“玉女門能夠歸順圣地,吳馳的功勞很大。雖然有的時候很討厭他那種傲慢不羈的態度,但是我一直相信他不是正道的叛徒。”
得知吳馳不是出賣圣地的叛徒,公孫銘臉上帶著一絲喜悅的笑容說道。說這話的時候,公孫銘的眼神有意無意的瞟向藍紫雪,心中在想著這么說是不是會讓藍紫雪不開心,后來見藍紫雪的臉色雖然沒有改變,但是眼神卻不再向他望來,公孫銘心中一時間不由后悔起自己的魯莽來。
公孫銘不知道的是,雖然藍紫雪表面上看起來沒有什么反應,但是她的心中卻又一種如釋重負的情緒。她始終認為,那次她在跳下懸崖以后竟然莫名其妙安然無恙的返回地面和吳馳有著很大的關系,甚至就是吳馳這么做的。因為她的記憶只停留在懸崖的一個峭壁上看到吳馳的那一瞬間,所以她不能肯定,但是就是這種朦朦朧朧的“不確定”,擾亂了藍紫雪一直以來的平靜。
馮旭東聽了公孫銘的話,心中就如同打翻了五味瓶一般什么滋味都有。特別是他在看到臺上的吳馳和玉女門的千影夜眉目傳情的時候,心中恨的那叫一個牙癢癢。吳馳的沉冤昭雪,讓馮旭東臉面盡失。甚至,他還自作多情的感覺藍紫雪也帶著厭惡的眼神看著他,心中既羞愧又憤怒。
輕哼一聲,馮旭東轉過身,就欲離開。
公孫銘和司馬佳辰互相望了一眼,然后裝作唉聲嘆氣的說道:“唉,有些人就是見不得別人好,真是可悲啊。”
馮旭東驀然止住身體,如此細瞧的話還可以發現他的肩膀微微顫抖。
“你說什么?有種你就再說一句。”
一聲怒喝,出自馮旭東的口中,卻是他心中的憤怒達到了一個最高點的宣泄。卻見馮旭東此刻眼球已然因為憤怒而變得通紅,他此刻就像是一頭憤怒的老虎,誰惹他,他咬誰。
“殿內不得大聲喧嘩。
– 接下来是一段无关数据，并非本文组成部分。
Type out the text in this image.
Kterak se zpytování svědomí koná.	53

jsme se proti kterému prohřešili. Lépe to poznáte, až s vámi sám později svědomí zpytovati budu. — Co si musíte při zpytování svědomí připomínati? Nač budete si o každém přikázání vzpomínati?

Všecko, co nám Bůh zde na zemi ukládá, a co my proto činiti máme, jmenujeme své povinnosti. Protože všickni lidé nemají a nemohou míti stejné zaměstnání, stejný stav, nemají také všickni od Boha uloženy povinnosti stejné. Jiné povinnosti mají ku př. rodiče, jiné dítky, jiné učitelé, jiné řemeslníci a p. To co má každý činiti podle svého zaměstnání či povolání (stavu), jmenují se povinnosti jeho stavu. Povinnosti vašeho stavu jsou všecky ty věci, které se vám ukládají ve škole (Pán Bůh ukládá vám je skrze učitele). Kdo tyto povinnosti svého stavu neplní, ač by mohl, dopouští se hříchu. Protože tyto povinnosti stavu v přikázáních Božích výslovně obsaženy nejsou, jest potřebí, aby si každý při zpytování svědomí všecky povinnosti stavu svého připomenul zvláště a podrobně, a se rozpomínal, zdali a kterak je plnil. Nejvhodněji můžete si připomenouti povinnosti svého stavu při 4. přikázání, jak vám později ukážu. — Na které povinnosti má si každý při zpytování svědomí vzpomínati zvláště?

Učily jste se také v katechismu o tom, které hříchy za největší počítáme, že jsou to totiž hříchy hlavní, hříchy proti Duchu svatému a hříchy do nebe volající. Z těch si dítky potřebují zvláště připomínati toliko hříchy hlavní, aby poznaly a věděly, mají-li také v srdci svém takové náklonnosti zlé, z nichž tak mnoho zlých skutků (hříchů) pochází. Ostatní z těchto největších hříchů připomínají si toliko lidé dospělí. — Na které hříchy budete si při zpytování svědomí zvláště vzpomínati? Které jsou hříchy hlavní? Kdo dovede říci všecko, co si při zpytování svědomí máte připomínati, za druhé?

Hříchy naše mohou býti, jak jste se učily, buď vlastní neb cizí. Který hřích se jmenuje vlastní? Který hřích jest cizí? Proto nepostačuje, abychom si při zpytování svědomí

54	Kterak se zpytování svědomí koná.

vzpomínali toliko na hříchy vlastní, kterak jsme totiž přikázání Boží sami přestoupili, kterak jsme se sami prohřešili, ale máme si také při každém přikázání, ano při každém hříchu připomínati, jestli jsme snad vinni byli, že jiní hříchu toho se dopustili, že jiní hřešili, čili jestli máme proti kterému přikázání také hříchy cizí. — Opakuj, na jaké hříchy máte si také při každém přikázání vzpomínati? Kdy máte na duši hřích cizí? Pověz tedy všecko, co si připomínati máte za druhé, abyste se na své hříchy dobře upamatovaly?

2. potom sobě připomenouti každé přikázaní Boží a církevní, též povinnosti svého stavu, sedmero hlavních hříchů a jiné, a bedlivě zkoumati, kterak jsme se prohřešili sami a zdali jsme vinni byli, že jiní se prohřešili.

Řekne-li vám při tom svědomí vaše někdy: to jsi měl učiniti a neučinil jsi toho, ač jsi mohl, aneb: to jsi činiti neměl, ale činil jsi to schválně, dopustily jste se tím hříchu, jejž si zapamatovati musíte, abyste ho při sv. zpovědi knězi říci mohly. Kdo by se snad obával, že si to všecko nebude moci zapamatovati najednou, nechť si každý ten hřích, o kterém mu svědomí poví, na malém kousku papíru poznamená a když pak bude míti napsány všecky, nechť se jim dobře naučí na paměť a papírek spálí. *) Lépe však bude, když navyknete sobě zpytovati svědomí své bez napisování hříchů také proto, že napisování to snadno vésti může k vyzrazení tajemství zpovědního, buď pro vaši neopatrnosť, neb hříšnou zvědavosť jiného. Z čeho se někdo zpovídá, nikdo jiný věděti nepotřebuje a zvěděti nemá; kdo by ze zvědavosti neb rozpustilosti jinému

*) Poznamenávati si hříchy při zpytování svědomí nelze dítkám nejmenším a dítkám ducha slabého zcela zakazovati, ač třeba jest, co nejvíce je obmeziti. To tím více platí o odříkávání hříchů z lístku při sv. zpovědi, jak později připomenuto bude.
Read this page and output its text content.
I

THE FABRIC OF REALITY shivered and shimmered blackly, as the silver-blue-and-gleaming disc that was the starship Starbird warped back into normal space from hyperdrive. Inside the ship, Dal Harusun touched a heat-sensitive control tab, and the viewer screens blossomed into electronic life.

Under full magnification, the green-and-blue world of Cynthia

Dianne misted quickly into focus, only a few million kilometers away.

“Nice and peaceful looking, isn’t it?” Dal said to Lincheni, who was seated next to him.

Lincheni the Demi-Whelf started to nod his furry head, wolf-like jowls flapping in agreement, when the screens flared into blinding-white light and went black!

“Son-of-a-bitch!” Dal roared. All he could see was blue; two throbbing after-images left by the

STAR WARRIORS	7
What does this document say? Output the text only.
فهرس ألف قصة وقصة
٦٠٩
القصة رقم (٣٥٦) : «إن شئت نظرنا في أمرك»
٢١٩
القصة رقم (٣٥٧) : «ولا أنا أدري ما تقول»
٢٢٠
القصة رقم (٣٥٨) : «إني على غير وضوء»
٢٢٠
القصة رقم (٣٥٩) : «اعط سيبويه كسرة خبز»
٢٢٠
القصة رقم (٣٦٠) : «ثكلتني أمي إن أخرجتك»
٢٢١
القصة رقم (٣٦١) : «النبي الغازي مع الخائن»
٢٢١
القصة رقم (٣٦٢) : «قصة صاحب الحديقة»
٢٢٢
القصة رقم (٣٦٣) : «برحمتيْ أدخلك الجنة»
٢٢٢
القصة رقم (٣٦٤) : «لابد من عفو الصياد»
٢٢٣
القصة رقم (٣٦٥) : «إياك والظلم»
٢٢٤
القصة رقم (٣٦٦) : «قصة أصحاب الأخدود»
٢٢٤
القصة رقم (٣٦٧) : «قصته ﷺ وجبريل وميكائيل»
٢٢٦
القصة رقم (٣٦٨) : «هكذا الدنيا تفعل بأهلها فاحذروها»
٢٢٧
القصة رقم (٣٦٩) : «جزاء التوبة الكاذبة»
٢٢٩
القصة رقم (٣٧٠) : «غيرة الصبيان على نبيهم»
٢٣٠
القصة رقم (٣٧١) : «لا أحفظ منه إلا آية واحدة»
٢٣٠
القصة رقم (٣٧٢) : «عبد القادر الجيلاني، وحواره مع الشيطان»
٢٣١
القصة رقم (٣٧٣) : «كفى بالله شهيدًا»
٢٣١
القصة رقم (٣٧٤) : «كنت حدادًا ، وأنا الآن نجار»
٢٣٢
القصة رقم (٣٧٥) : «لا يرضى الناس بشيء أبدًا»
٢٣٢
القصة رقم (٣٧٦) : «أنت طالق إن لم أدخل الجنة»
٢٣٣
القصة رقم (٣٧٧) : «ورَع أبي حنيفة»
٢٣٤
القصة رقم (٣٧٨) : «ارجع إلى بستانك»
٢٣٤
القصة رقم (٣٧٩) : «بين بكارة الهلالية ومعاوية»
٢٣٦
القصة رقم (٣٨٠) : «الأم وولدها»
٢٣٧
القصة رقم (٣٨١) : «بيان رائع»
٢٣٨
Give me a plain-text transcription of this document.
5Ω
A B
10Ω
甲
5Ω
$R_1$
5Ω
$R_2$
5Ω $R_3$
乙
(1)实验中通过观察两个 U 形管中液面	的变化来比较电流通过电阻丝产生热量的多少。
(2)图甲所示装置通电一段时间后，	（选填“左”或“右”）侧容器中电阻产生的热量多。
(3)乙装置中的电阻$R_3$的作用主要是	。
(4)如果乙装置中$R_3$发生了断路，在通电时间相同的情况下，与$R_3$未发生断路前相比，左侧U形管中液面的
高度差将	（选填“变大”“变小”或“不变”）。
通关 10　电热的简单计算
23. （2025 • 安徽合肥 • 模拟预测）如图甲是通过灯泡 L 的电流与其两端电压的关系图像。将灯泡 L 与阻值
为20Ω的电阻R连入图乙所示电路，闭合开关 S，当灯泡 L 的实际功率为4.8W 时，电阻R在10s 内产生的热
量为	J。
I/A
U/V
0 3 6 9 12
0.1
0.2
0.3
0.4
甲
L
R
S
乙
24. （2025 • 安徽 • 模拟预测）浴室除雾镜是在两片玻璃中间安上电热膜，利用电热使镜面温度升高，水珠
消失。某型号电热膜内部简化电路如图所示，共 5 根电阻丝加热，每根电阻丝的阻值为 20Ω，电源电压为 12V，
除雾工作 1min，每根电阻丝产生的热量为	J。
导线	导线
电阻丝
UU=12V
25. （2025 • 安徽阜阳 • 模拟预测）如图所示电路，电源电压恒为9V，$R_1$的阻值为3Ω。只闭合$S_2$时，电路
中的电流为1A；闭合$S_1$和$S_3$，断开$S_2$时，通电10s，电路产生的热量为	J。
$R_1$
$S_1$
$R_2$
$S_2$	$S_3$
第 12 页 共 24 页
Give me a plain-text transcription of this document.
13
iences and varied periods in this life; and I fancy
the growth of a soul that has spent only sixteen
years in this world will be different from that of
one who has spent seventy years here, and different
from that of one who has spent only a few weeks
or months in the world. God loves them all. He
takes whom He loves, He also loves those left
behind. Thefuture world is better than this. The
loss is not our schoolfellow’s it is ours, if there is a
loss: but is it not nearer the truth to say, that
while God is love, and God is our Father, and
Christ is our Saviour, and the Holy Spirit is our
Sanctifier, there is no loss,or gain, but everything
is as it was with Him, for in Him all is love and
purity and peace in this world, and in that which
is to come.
”
一個老嫗沉悶的聲音悠然響起,雖然清晰的傳進了周圍人的耳中,卻給人一種虛幻之感,因為大家紛紛感覺剛剛并沒有一個老嫗的聲音響起,不過大家都明白了一層意思,不要喧嘩,這種感覺至玄至妙,沒有體會,難以理解。但是整個周圍的喧嘩頓時戛然而止。
反觀馮旭東,卻見剛剛還滿臉通紅的他此刻一臉的蒼白,豆大的汗珠沿著他的臉頰流了下來,身體劇烈的顫抖著,像是正在承受著無法承受的痛苦。
只是,受到老嫗當頭一喝之后,馮旭東再也不敢發出一點聲音了,只是苦苦的忍受著痛苦,咬緊牙關,看上去有些歇斯底里。
“罷了,長老,他是上京六大家族的弟子,不懂我們這里的規矩,你就放過他吧!”
臺上的蕭倩默默的注視了馮旭東片刻,淡淡的說道。
圣地的弟子門一時間議論聲起,討論著這個六大家族來的弟子怎么這么不知禮數,雖然不知道圣地的規矩,但是在一個如此正式的場合應該保持安靜這是一個做人的起碼素養。這般想來,眾人皆都搖了搖頭,暗嘆六大家族的弟子真是一代不如一代。吳馳早在馮旭東大聲吼的時候就向馮旭東望了過來,眼中閃過一抹輕視之色。